Tant d’autres avant nous l’ont dit : le Père Jean-Bernard Plessy, supérieur des Chartreux à Lyon, Yann de Cacqueray, directeur de Notre-Dame d’Orveau. En période de crise profonde de la jeunesse, de la transmission, de la culture, des vocations, nous avons terriblement besoin, notre jeunesse a terriblement besoin de chefs d’établissement comme François-Xavier Clément, qui en tant qu’éducateur catholique sait que le taux de mention au bac n’est rien sans le salut de l’âme. Il faut savoir transmettre et construire chez les jeunes élèves la force d’âme, pour résister aux assauts d’un monde qui n’entend pas nous faire de cadeaux : les témoignages d’anciens élèves, rendant hommage à leur directeur et à leur préfet, prouvent que MM. Clément et Ducret possèdent cette immense qualité. Il est terrible de se dire que ce sont les « pratiques managériales dysfonctionnelles » qui l’ont emporté, au mépris de tout le reste, et de tout le bien qui ressort de cette institution.
A Liberté politique et à Stop au porno, il n’y a quasiment pas de semaines où nous ne recevons pas de témoignages scandaleux sur ce qui se passe dans des enseignements dits catholiques. Professeurs ou directeurs notoirement en ménages homosexuels, enseignants tenant des propos en contradiction profonde avec l’enseignement de l’Eglise, ou pervertissant la jeunesse par les ouvrages mis à l’étude… Dans ces cas, où sont les rappels à l’ordre de la hiérarchie ? Les directeurs de l’enseignement diocésain ou les évêques sont généralement aux abonnés absents. L’archevêque de Paris, de son côté, mène un combat autrement plus important : il préserve la qualité des pratiques managériales.

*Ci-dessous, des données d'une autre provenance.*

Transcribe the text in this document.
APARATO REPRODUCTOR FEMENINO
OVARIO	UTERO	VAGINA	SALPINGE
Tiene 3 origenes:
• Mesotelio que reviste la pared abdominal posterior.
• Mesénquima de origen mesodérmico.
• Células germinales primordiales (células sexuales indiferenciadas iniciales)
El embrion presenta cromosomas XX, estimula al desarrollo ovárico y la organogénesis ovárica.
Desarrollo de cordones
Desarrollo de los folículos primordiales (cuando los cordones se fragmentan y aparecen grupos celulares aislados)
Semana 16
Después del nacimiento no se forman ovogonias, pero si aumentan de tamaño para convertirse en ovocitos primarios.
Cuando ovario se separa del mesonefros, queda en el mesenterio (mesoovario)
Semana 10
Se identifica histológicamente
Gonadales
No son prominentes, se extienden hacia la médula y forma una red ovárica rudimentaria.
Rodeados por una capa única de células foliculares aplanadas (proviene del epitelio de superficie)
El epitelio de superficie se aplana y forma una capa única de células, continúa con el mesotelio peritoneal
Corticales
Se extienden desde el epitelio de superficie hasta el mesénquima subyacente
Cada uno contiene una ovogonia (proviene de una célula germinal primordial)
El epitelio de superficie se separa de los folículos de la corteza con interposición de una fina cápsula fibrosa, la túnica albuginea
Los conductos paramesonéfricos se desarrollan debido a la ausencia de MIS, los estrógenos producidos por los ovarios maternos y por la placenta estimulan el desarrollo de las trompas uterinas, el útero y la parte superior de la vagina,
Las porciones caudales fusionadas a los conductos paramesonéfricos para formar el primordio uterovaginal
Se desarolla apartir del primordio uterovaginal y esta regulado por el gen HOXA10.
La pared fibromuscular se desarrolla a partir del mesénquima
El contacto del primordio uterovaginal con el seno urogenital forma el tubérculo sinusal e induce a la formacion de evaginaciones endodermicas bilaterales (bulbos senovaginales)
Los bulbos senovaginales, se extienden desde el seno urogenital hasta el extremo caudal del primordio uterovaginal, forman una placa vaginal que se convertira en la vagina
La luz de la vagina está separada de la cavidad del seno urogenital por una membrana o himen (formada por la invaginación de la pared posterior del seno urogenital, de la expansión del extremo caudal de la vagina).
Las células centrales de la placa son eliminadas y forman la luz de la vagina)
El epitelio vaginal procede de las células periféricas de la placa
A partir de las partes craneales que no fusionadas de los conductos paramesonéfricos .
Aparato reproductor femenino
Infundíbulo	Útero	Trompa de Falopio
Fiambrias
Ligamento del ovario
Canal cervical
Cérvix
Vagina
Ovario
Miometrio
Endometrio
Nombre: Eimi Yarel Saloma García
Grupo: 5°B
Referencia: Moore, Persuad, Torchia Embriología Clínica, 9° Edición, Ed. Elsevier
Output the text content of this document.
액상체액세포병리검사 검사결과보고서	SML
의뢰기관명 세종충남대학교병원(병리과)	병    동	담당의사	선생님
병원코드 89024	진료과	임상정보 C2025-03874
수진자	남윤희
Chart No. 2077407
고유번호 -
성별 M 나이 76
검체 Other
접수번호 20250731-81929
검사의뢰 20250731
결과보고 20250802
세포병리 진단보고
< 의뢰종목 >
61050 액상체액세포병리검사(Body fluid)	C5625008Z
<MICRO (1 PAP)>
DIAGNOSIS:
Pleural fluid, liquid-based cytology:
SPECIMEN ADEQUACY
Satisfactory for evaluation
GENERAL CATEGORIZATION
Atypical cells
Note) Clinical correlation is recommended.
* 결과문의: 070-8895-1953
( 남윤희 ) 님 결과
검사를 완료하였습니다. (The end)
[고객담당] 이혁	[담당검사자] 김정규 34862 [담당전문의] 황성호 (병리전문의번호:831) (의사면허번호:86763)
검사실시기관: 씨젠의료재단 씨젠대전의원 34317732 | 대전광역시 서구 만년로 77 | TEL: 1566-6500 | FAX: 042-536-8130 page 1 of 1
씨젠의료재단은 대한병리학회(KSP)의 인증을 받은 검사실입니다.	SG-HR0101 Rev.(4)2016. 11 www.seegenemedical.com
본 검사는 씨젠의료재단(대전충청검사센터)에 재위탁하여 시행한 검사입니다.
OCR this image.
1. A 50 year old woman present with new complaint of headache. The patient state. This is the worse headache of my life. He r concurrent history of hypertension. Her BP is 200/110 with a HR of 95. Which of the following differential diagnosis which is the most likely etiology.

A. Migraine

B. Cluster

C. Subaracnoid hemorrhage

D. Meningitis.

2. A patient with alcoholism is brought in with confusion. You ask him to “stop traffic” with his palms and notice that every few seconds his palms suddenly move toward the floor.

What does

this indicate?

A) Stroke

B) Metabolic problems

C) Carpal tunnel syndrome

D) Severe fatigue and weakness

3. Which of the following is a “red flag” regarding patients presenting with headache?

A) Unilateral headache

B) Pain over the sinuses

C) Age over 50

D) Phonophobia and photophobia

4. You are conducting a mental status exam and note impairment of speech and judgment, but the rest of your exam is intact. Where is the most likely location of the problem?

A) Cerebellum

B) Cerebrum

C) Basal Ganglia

« On juge un arbre à ses fruits » : cet axiome évangélique est aujourd’hui soigneusement oublié et contourné. Les fruits du traitement de l’affaire Saint-Jean de Passy sont pourtant bien aisés à analyser : ils sont amers et gâtés, et sur le temps long, ce sont, pour l’ensemble de l’Enseignement catholique, des fruits pourris. En attendant, le combat est loin d’être terminé.